With respect to the plaintiffs' consumer protection act claims, the Court determined that they were preempted by the extensive CMS regulations governing plan marketing materials, because those claims were based on alleged misrepresentations made in written enrollment forms and in oral statements by employees who were marketing the plan. The Court further concluded that the state consumer protection acts upon which the plaintiffs based their claims were "inconsistent" with CMS's standards because they were much less specific and did not provide for CMS review. The Court explained that allowing a plaintiff to bring a claim based on a state consumer protection statute for "deceptive" practices could result in a court finding certain materials deceptive or misleading, even if CMS had approved those same materials, which could undermine the Medicare Act's standards. The Court specifically applied this reasoning to New York's and Washington's consumer protection statutes, but noted that the "same result is possible under the other state consumer statutes on which the Uhms rely" (the complaint had also referenced consumer protection statutes in California, Delaware, Florida, Illinois, Louisiana, Minnesota, New Jersey, Pennsylvania, and Texas).
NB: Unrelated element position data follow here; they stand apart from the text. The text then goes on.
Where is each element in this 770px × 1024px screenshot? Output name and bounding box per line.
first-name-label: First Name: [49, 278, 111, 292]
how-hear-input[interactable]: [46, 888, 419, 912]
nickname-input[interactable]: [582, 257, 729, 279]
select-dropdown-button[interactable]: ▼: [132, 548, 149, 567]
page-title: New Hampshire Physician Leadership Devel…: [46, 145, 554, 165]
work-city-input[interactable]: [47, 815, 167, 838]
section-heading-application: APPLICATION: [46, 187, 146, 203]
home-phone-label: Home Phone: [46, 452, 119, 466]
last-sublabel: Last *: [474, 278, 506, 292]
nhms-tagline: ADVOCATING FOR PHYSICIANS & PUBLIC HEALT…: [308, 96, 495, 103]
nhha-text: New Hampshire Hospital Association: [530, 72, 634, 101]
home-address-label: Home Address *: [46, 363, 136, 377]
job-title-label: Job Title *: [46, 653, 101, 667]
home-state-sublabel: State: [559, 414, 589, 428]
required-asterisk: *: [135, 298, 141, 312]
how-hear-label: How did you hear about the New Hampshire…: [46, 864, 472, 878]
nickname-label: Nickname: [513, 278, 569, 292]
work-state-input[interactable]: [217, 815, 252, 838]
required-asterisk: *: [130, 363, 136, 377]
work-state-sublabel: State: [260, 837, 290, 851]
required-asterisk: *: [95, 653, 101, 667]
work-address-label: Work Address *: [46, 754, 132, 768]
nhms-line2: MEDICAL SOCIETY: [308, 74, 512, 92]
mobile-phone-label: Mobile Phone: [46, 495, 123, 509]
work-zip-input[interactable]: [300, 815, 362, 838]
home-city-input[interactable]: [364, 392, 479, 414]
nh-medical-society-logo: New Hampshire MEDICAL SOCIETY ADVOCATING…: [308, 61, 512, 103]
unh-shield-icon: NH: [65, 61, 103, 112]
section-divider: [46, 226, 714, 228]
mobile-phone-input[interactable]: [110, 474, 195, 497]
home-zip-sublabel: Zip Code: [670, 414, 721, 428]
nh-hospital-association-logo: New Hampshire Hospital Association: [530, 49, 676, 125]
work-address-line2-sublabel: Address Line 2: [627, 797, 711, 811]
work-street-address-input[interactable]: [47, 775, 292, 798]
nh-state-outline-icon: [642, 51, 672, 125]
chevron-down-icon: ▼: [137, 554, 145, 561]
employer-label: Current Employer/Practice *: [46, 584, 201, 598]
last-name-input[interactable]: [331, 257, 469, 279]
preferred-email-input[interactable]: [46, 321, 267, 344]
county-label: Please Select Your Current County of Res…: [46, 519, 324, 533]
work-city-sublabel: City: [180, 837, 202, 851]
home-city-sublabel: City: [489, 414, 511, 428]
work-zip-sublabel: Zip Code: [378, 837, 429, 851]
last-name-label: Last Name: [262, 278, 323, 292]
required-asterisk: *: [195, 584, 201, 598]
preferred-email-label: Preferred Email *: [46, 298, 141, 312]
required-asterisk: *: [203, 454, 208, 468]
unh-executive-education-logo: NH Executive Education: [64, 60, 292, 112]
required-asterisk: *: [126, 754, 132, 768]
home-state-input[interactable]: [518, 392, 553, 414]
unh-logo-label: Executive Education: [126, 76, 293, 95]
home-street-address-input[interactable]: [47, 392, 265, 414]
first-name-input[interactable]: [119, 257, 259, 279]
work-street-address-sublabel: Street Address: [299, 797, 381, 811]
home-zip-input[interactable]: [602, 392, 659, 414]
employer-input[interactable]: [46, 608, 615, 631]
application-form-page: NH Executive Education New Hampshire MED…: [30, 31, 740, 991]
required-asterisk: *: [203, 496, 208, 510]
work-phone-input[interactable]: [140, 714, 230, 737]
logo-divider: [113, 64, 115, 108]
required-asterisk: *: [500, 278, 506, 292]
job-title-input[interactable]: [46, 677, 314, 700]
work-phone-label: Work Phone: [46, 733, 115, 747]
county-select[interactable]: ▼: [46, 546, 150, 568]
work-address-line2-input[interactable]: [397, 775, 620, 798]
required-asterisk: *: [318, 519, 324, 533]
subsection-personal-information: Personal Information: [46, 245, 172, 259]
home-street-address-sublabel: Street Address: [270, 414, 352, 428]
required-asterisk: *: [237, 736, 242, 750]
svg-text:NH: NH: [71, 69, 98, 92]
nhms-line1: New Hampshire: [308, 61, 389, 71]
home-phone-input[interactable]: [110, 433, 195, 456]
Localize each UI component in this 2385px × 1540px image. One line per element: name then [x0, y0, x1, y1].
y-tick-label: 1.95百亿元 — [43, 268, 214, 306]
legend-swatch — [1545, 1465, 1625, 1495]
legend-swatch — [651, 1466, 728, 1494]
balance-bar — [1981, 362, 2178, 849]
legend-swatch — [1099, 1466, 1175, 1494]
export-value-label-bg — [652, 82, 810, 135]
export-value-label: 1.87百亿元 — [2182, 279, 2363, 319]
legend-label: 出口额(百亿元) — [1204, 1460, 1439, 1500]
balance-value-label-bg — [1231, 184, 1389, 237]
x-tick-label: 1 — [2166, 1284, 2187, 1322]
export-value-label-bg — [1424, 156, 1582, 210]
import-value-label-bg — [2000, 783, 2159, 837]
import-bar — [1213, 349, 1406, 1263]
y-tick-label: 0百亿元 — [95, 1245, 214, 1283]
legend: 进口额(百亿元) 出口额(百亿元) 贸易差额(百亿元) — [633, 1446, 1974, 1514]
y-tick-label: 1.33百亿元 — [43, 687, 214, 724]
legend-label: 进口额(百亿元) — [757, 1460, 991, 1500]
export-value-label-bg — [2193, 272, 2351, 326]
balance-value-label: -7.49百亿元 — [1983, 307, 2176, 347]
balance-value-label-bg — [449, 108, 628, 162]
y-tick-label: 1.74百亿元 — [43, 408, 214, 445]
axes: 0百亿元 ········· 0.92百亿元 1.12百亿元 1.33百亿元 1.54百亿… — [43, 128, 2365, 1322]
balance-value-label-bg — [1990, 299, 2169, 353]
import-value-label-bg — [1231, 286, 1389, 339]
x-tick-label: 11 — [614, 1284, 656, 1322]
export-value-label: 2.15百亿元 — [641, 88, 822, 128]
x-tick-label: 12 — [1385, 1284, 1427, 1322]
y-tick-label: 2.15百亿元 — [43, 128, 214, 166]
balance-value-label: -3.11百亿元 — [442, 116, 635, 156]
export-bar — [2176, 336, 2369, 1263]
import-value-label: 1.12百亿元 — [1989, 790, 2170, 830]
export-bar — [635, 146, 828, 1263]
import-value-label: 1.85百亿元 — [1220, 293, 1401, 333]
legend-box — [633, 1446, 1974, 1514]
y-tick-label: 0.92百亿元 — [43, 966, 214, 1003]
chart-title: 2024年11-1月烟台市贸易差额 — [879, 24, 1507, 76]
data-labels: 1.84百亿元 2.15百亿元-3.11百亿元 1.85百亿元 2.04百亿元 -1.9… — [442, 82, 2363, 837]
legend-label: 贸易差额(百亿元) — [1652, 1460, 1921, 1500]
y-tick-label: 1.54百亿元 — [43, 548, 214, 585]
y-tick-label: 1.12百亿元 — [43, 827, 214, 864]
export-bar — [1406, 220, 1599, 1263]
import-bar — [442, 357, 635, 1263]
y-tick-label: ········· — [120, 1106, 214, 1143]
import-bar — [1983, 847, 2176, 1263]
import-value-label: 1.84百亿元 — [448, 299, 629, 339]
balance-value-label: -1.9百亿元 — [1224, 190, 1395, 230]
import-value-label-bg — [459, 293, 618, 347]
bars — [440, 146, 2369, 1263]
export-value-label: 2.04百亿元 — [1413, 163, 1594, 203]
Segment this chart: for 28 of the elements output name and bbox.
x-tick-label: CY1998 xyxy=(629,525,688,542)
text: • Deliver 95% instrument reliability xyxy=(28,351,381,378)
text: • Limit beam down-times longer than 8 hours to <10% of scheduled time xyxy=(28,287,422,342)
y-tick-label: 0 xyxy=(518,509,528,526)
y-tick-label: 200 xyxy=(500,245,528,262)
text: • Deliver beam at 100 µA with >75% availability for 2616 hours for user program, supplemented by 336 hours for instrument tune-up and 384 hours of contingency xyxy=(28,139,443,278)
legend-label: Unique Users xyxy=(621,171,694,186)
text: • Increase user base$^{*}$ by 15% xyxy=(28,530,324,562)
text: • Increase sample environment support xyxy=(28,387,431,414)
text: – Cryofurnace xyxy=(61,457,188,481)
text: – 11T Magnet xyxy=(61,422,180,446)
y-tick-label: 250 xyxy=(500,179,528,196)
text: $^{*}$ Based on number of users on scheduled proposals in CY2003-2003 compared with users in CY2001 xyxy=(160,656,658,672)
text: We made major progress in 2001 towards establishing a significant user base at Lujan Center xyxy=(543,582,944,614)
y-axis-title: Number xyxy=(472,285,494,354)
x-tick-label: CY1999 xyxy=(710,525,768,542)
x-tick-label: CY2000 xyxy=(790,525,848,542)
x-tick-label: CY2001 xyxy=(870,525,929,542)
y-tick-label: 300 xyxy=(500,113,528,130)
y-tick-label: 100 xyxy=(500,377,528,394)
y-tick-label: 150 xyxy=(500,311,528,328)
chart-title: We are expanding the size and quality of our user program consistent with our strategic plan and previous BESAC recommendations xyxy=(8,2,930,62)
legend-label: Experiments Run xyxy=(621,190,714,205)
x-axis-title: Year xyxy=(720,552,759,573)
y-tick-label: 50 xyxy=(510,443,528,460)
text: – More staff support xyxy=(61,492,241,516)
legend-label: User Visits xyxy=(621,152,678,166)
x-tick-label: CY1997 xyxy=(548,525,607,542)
The Court similarly determined that the plaintiffs' fraud and fraud in the inducement claims were expressly preempted by the Medicare Act, noting that the type of tort action raised by the plaintiffs could be inconsistent with (and therefore undermine) the standards established under the Medicare Act. In so holding, the Court also concluded that common law causes of action, not just positive state enactments, could be expressly preempted by the Medicare Act's preemption provision.